When the needles and cups of modern medicine don’t go far enough, some patients seek help from the ancient kind.
Earlier this year, Thomas revealed that she has been trying to become pregnant with the help of in vitro fertilization. She decided to share the many steps and frustrations of the process with TODAY viewers along the way.
Her treatment has so far produced one frozen embryo, with doctors hoping for more. So Thomas is now on her third round of IVF — a process in which doctors remove a woman’s eggs, fertilize them with sperm in a lab and place the resulting embryos in her womb — with additional eggs to be retrieved in about a week.
The routine is familiar by now for Thomas and her husband Michael, who gives her hormone shots twice a day in preparation for the procedure.
But this time, at the recommendation of her doctor, Thomas is incorporating Eastern medicine to her routine, including cupping and acupuncture, in the hopes that it will improve her odds of becoming pregnant.
“Just stop thinking, just relax,” Thomas told TODAY’s Hoda Kotb and Kathie Lee Gifford about the biggest benefits the therapies offer. “The first round, I did not do acupuncture and cupping, and the second round I did, and I did see an improvement.”
Dr. Sheeva Talebian, an infertility specialist at Reproductive Medicine Associates of New York and an assistant clinical professor at Mount Sinai School of Medicine, said the therapies do produce results.
“I often find that many of my patients do it and they report that it really dramatically helps with the stress and anxiety of the IVF process. It also helps with some of the side effects of the medications,” Talebian said.

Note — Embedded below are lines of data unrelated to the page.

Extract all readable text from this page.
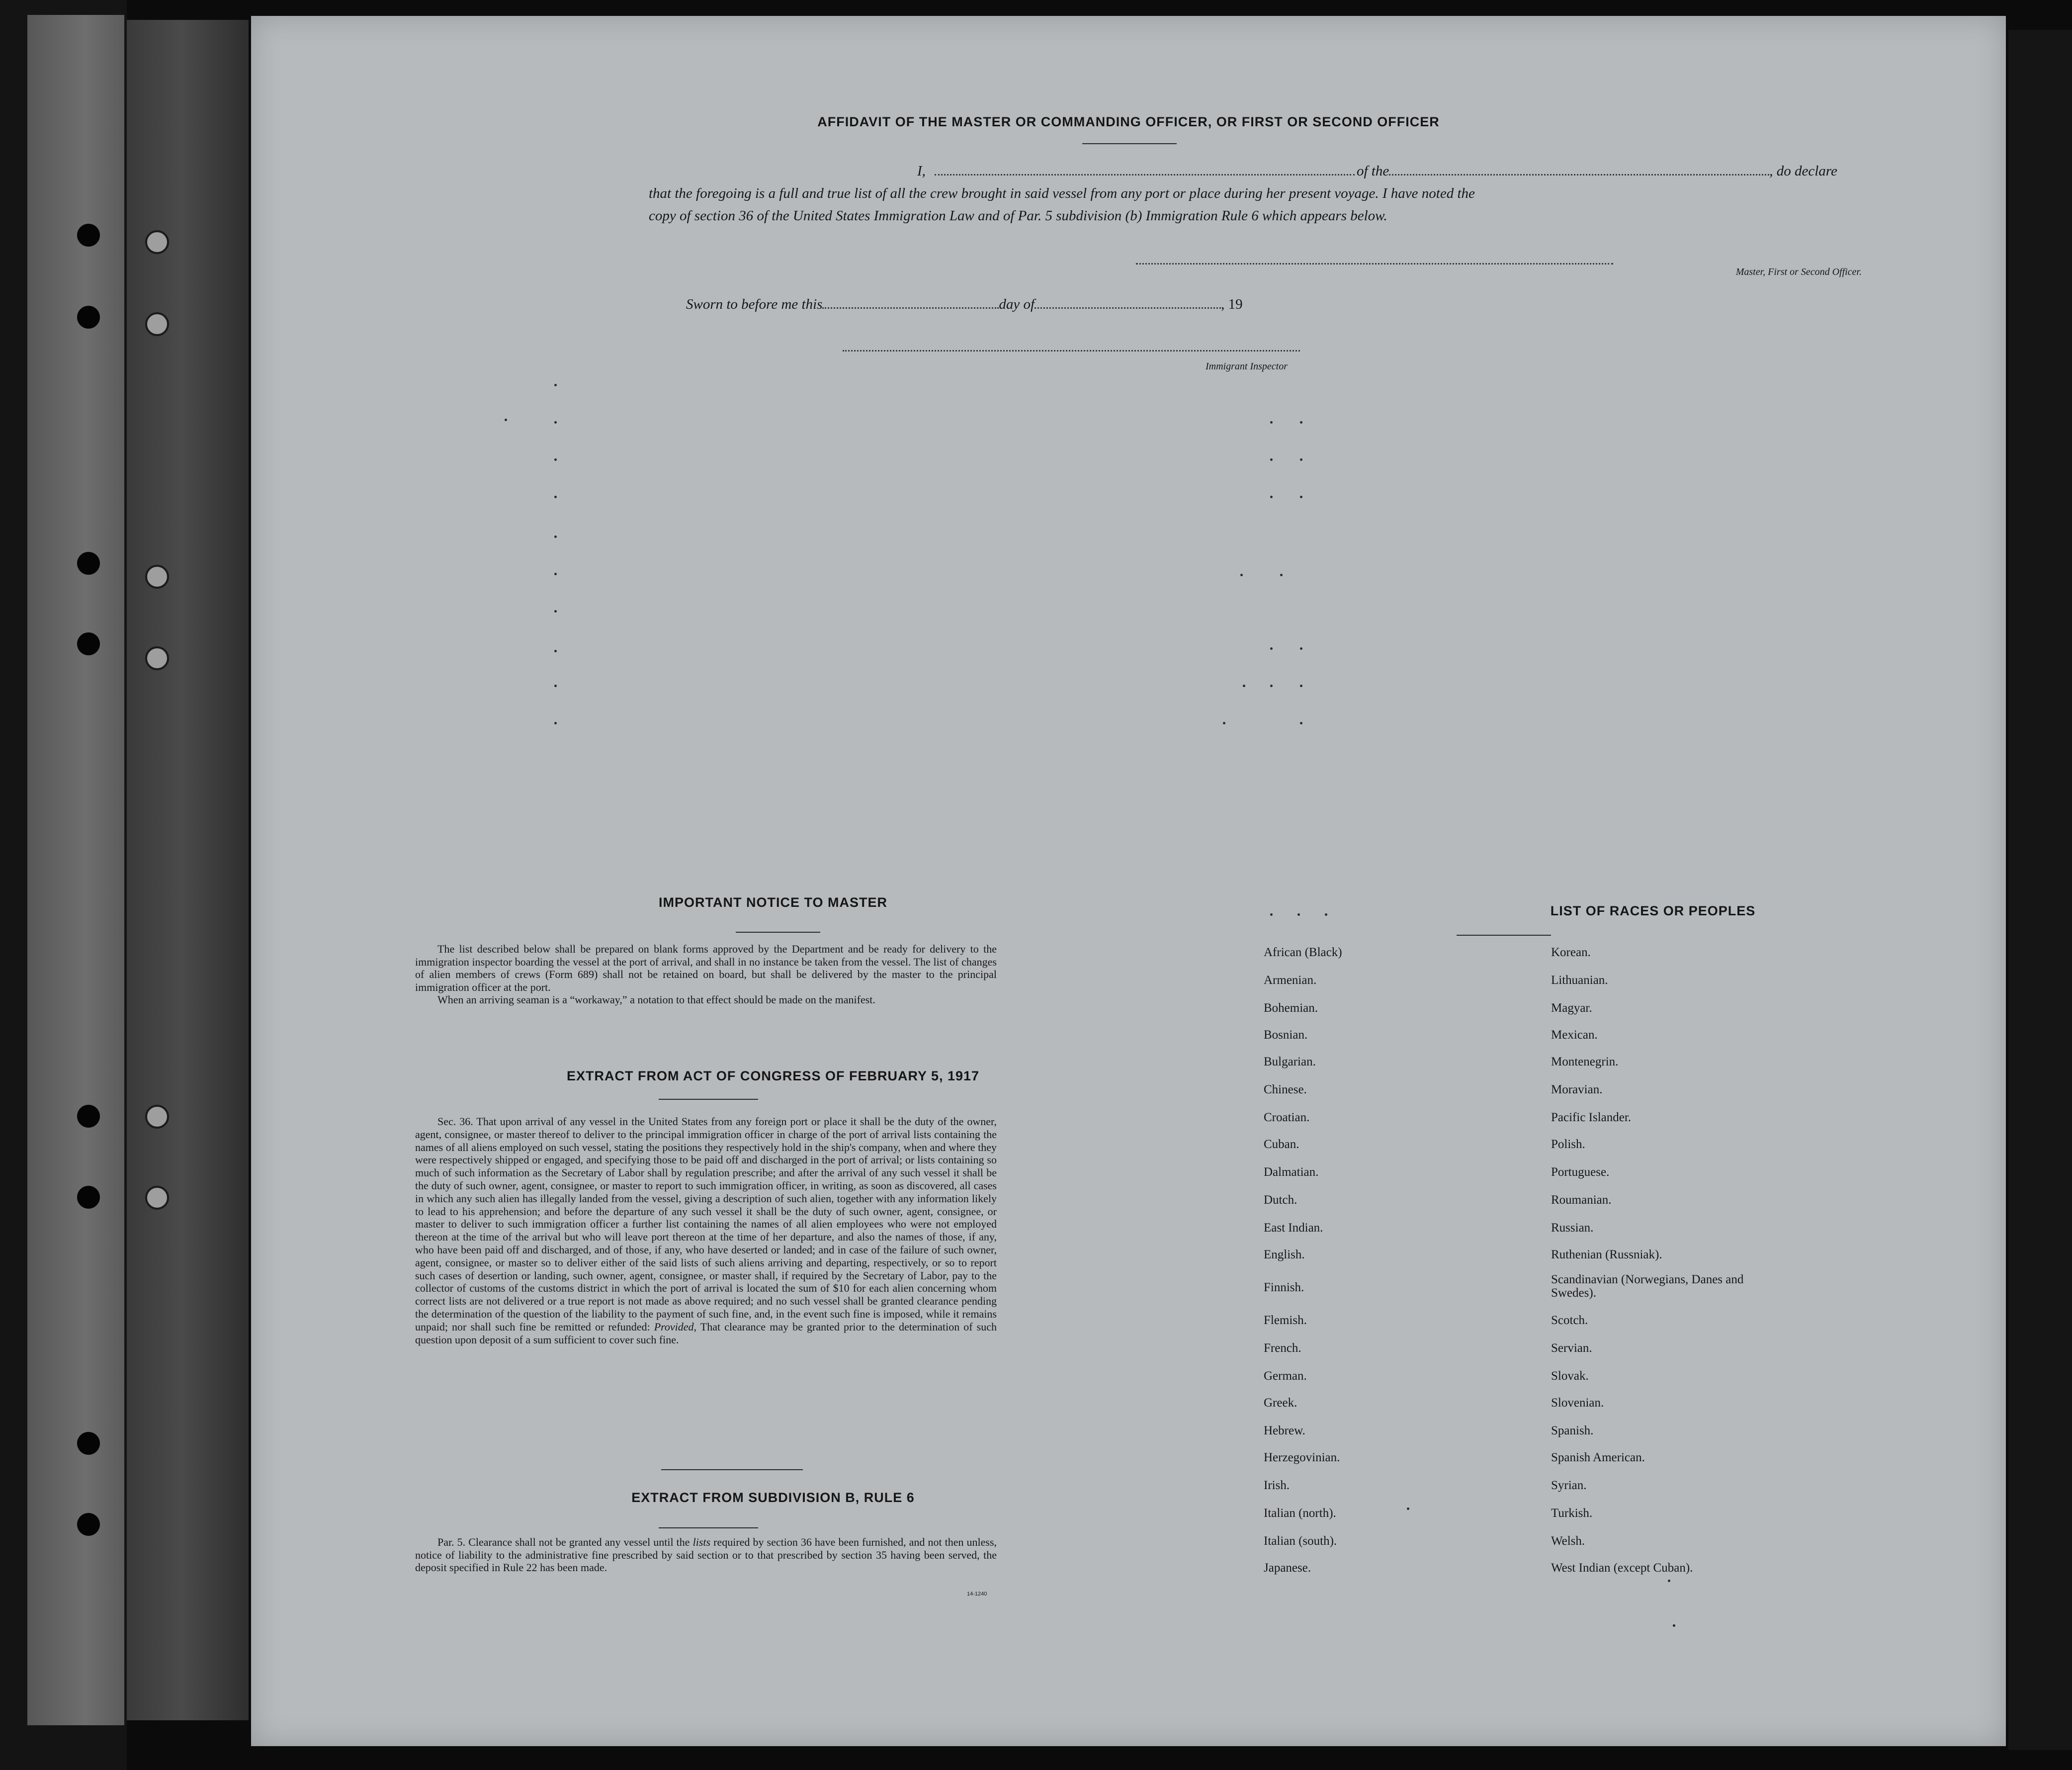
AFFIDAVIT OF THE MASTER OR COMMANDING OFFICER, OR FIRST OR SECOND OFFICER
I,	of the	, do declare
that the foregoing is a full and true list of all the crew brought in said vessel from any port or place during her present voyage. I have noted the
copy of section 36 of the United States Immigration Law and of Par. 5 subdivision (b) Immigration Rule 6 which appears below.
Master, First or Second Officer.
Sworn to before me this	day of	, 19
Immigrant Inspector
IMPORTANT NOTICE TO MASTER
The list described below shall be prepared on blank forms approved by the Department and be ready for delivery to the immigration inspector boarding the vessel at the port of arrival, and shall in no instance be taken from the vessel. The list of changes of alien members of crews (Form 689) shall not be retained on board, but shall be delivered by the master to the principal immigration officer at the port.
When an arriving seaman is a “workaway,” a notation to that effect should be made on the manifest.
EXTRACT FROM ACT OF CONGRESS OF FEBRUARY 5, 1917
Sec. 36. That upon arrival of any vessel in the United States from any foreign port or place it shall be the duty of the owner, agent, consignee, or master thereof to deliver to the principal immigration officer in charge of the port of arrival lists containing the names of all aliens employed on such vessel, stating the positions they respectively hold in the ship's company, when and where they were respectively shipped or engaged, and specifying those to be paid off and discharged in the port of arrival; or lists containing so much of such information as the Secretary of Labor shall by regulation prescribe; and after the arrival of any such vessel it shall be the duty of such owner, agent, consignee, or master to report to such immigration officer, in writing, as soon as discovered, all cases in which any such alien has illegally landed from the vessel, giving a description of such alien, together with any information likely to lead to his apprehension; and before the departure of any such vessel it shall be the duty of such owner, agent, consignee, or master to deliver to such immigration officer a further list containing the names of all alien employees who were not employed thereon at the time of the arrival but who will leave port thereon at the time of her departure, and also the names of those, if any, who have been paid off and discharged, and of those, if any, who have deserted or landed; and in case of the failure of such owner, agent, consignee, or master so to deliver either of the said lists of such aliens arriving and departing, respectively, or so to report such cases of desertion or landing, such owner, agent, consignee, or master shall, if required by the Secretary of Labor, pay to the collector of customs of the customs district in which the port of arrival is located the sum of $10 for each alien concerning whom correct lists are not delivered or a true report is not made as above required; and no such vessel shall be granted clearance pending the determination of the question of the liability to the payment of such fine, and, in the event such fine is imposed, while it remains unpaid; nor shall such fine be remitted or refunded: Provided, That clearance may be granted prior to the determination of such question upon deposit of a sum sufficient to cover such fine.
EXTRACT FROM SUBDIVISION B, RULE 6
Par. 5. Clearance shall not be granted any vessel until the lists required by section 36 have been furnished, and not then unless, notice of liability to the administrative fine prescribed by said section or to that prescribed by section 35 having been served, the deposit specified in Rule 22 has been made.
14-1240
LIST OF RACES OR PEOPLES
African (Black)
Armenian.
Bohemian.
Bosnian.
Bulgarian.
Chinese.
Croatian.
Cuban.
Dalmatian.
Dutch.
East Indian.
English.
Finnish.
Flemish.
French.
German.
Greek.
Hebrew.
Herzegovinian.
Irish.
Italian (north).
Italian (south).
Japanese.
Korean.
Lithuanian.
Magyar.
Mexican.
Montenegrin.
Moravian.
Pacific Islander.
Polish.
Portuguese.
Roumanian.
Russian.
Ruthenian (Russniak).
Scandinavian (Norwegians, Danes and Swedes).
Scotch.
Servian.
Slovak.
Slovenian.
Spanish.
Spanish American.
Syrian.
Turkish.
Welsh.
West Indian (except Cuban).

“Let me tell you about the side effects,” Thomas added, while getting acupuncture live on the show from Guoping Zheng, founder and director of The Center For Natural Fertility and Women's Health.

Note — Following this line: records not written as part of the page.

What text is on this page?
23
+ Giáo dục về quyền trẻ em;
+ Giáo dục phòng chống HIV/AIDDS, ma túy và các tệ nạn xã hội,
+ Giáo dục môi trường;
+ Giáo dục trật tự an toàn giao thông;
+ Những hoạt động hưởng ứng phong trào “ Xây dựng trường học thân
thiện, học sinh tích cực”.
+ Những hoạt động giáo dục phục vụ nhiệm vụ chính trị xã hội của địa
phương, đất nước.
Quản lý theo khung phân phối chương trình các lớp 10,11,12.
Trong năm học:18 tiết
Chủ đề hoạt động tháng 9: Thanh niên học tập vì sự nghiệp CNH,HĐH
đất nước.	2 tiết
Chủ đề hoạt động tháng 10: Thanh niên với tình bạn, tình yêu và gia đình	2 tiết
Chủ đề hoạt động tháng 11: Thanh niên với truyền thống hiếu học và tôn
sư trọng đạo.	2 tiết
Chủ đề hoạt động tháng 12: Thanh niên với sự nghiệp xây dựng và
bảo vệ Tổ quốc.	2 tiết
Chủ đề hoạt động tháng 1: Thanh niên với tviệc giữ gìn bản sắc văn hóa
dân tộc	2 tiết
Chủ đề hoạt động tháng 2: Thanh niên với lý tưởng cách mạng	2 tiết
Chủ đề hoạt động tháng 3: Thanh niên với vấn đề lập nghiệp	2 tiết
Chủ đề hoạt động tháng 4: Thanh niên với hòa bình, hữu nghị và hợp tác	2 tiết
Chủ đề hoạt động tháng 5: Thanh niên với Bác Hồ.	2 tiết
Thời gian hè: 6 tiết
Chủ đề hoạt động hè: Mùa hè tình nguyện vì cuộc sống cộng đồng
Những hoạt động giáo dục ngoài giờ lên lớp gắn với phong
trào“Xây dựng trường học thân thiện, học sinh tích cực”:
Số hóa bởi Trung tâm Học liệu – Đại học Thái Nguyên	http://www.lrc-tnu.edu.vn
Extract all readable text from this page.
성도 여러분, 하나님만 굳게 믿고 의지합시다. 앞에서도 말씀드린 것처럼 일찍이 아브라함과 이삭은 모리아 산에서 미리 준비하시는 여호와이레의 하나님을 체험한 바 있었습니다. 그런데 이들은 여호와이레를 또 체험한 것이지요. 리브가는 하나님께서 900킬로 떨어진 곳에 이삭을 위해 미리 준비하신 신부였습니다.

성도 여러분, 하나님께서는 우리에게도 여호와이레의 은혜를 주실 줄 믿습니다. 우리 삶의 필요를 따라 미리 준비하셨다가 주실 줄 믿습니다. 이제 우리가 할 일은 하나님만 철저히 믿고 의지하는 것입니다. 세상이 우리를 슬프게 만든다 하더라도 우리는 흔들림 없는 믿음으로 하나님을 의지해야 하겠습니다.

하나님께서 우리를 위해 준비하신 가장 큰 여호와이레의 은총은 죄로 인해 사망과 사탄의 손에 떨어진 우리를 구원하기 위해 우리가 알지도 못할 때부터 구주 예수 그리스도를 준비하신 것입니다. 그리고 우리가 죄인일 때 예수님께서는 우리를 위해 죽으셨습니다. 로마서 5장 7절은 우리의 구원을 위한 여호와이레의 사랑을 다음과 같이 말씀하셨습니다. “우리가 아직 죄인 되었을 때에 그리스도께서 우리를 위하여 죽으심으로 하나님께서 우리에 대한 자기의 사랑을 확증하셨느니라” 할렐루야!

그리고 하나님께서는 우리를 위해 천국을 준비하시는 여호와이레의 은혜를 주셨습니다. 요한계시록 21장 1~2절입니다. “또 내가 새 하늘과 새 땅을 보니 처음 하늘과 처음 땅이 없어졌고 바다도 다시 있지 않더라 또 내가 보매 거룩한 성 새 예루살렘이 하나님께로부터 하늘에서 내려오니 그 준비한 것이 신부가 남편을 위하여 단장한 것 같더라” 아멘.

“I’m really in the thick of it where I’m doing shots in the morning and at night. I’m doing doctor’s appointments every other morning... you’re just swollen all the time and when I come to see her, I have to say she keeps telling me it’s about blood flow and de-stressing and it does help.”
Research on the subject has produced mixed results.
A 2002 study found 42 percent of women who had acupuncture before and after an embryo transfer became pregnant, while only 26 percent of women who skipped the supplemental therapy were able to conceive.
But a review published last year showed much less promise. Researchers analyzed 16 separate studies involving more than 4,000 women from around the world and found “no statistically significant improvement” in pregnancy rates between IVF patients who received acupuncture and those who did not, according to the government’s National Center for Complementary and Alternative Medicine.
Thomas regularly has acupuncture needles placed on her forehead and hands, which Zheng told her are her stress points.
“Sometimes, I’m a baby and I’ll jump because you just see a needle coming at you, which is not my favorite thing.”
"You just want to have a baby, sweetie," Kathie Lee Gifford said as Zheng tapped an acupuncture needle into Thomas' forehead.
Zheng also demonstrated cupping, or applying a heated cup to the skin to create a slight suction, according to the National Center for Complementary and Alternative Medicine.
“I want women at home to not be afraid of this because it does help de-stress,” Thomas said. “It feels so good.”
It's like a reverse massage because it lifts the muscles up, instead of pushing them down, she added. The therapy does leave circle-shaped red marks on a patient’s back.
For Thomas, it's just another step to the ultimate goal: a healthy baby to complete her IVF journey.